Üstelik, Hatay’da eğitim ve sağlık kurumlarında çalışmak da deprem sonrası zorlukların giderek artması nedeniyle pek tercih edilmiyor ve bu durum da sorunları iyice derinleştiriyor. Depremlerde büyük hasar alan yollarda ve ulaşım sisteminde bütünsel bir iyileşme görülmezken, hızla ilerleyen enkaz kaldırma çalışmaları sırasında yollar hasar almaya devam ediyor.
Hatay’da doğa ve deprem arasındaki ilişki ise her durumda ayrıca konu edilmeye değer. Doğal alanları tüketerek denetimsiz bir şekilde sürdürülen yapılaşma faaliyetlerinin sonuçlarının depremle beraber en ağır şekilde yaşandığı yerlerin başında Hatay ve Antakya geliyor. Hatay’da depremden sonraki süreçlerde de en büyük ve geri dönüşü neredeyse imkânsız zararlardan birini, yine doğa görüyor. Zeytinliklerin, tarım alanlarının, vadilerin, orman alanlarının önemli bir kısmı geçici barınma alanına ya da moloz döküm sahasına dönüşmüş durumda.

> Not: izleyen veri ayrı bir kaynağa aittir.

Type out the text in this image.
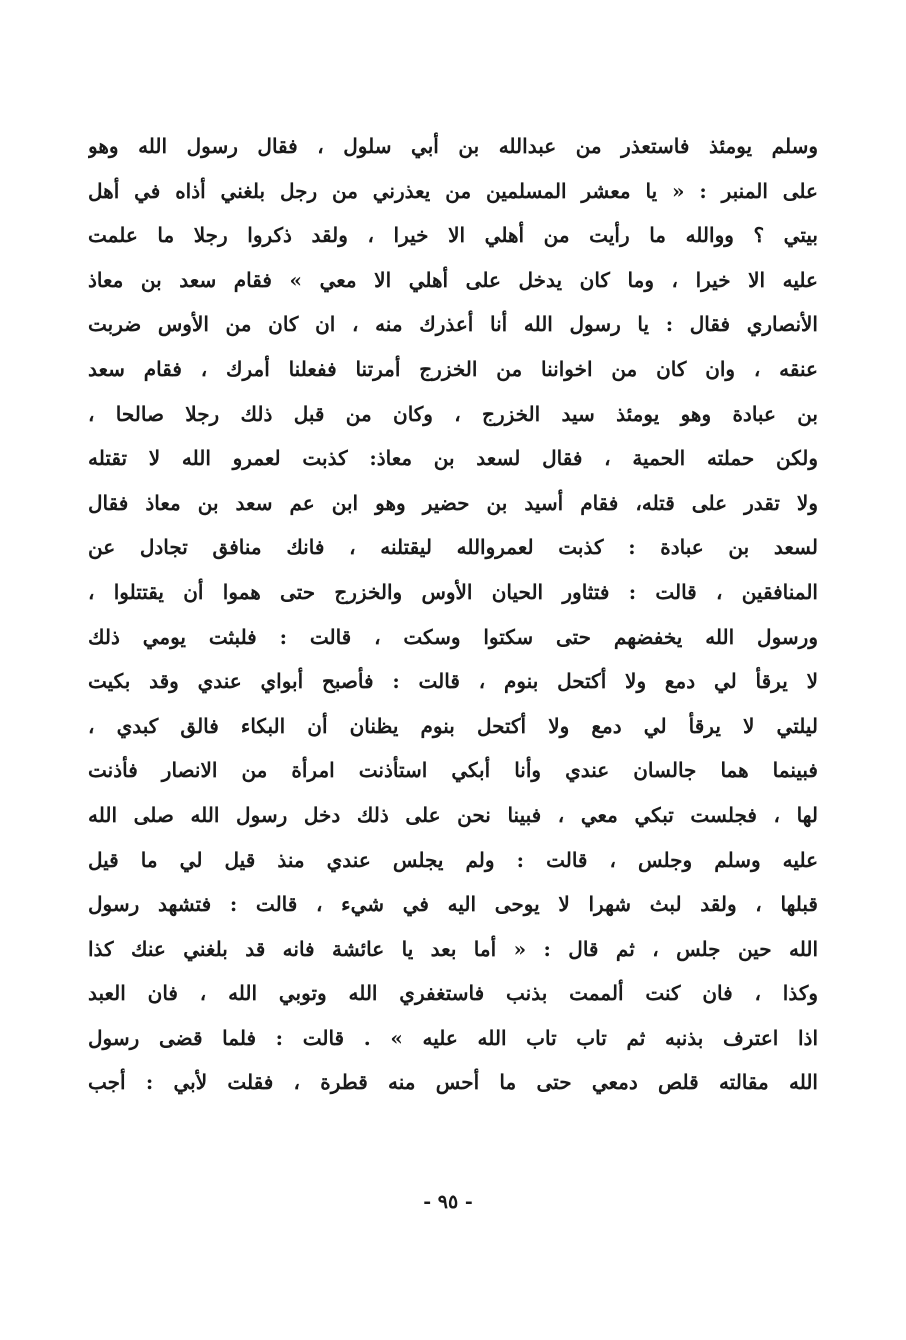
وسلم يومئذ فاستعذر من عبدالله بن أبي سلول ، فقال رسول الله وهو
على المنبر : « يا معشر المسلمين من يعذرني من رجل بلغني أذاه في أهل
بيتي ؟ ووالله ما رأيت من أهلي الا خيرا ، ولقد ذكروا رجلا ما علمت
عليه الا خيرا ، وما كان يدخل على أهلي الا معي » فقام سعد بن معاذ
الأنصاري فقال : يا رسول الله أنا أعذرك منه ، ان كان من الأوس ضربت
عنقه ، وان كان من اخواننا من الخزرج أمرتنا ففعلنا أمرك ، فقام سعد
بن عبادة وهو يومئذ سيد الخزرج ، وكان من قبل ذلك رجلا صالحا ،
ولكن حملته الحمية ، فقال لسعد بن معاذ: كذبت لعمرو الله لا تقتله
ولا تقدر على قتله، فقام أسيد بن حضير وهو ابن عم سعد بن معاذ فقال
لسعد بن عبادة : كذبت لعمروالله ليقتلنه ، فانك منافق تجادل عن
المنافقين ، قالت : فتثاور الحيان الأوس والخزرج حتى هموا أن يقتتلوا ،
ورسول الله يخفضهم حتى سكتوا وسكت ، قالت : فلبثت يومي ذلك
لا يرقأ لي دمع ولا أكتحل بنوم ، قالت : فأصبح أبواي عندي وقد بكيت
ليلتي لا يرقأ لي دمع ولا أكتحل بنوم يظنان أن البكاء فالق كبدي ،
فبينما هما جالسان عندي وأنا أبكي استأذنت امرأة من الانصار فأذنت
لها ، فجلست تبكي معي ، فبينا نحن على ذلك دخل رسول الله صلى الله
عليه وسلم وجلس ، قالت : ولم يجلس عندي منذ قيل لي ما قيل
قبلها ، ولقد لبث شهرا لا يوحى اليه في شيء ، قالت : فتشهد رسول
الله حين جلس ، ثم قال : « أما بعد يا عائشة فانه قد بلغني عنك كذا
وكذا ، فان كنت ألممت بذنب فاستغفري الله وتوبي الله ، فان العبد
اذا اعترف بذنبه ثم تاب تاب الله عليه » . قالت : فلما قضى رسول
الله مقالته قلص دمعي حتى ما أحس منه قطرة ، فقلت لأبي : أجب
- ٩٥ -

Kentsel alanlara ilişkin rezerv yapı alanı, riskli alan, acele kamulaştırma, el koyma ve yerinde dönüşüm gibi yeni yasal statü ve tanımlar, çok daha fazla anlamı birden içeren barınma meselesini “mülkiyet” çerçevesine sıkıştırırken, bir yandan da Hataylıların Hatay’da yaşamaya devam etmesi konusunu belirsiz bir zemine çekiyor.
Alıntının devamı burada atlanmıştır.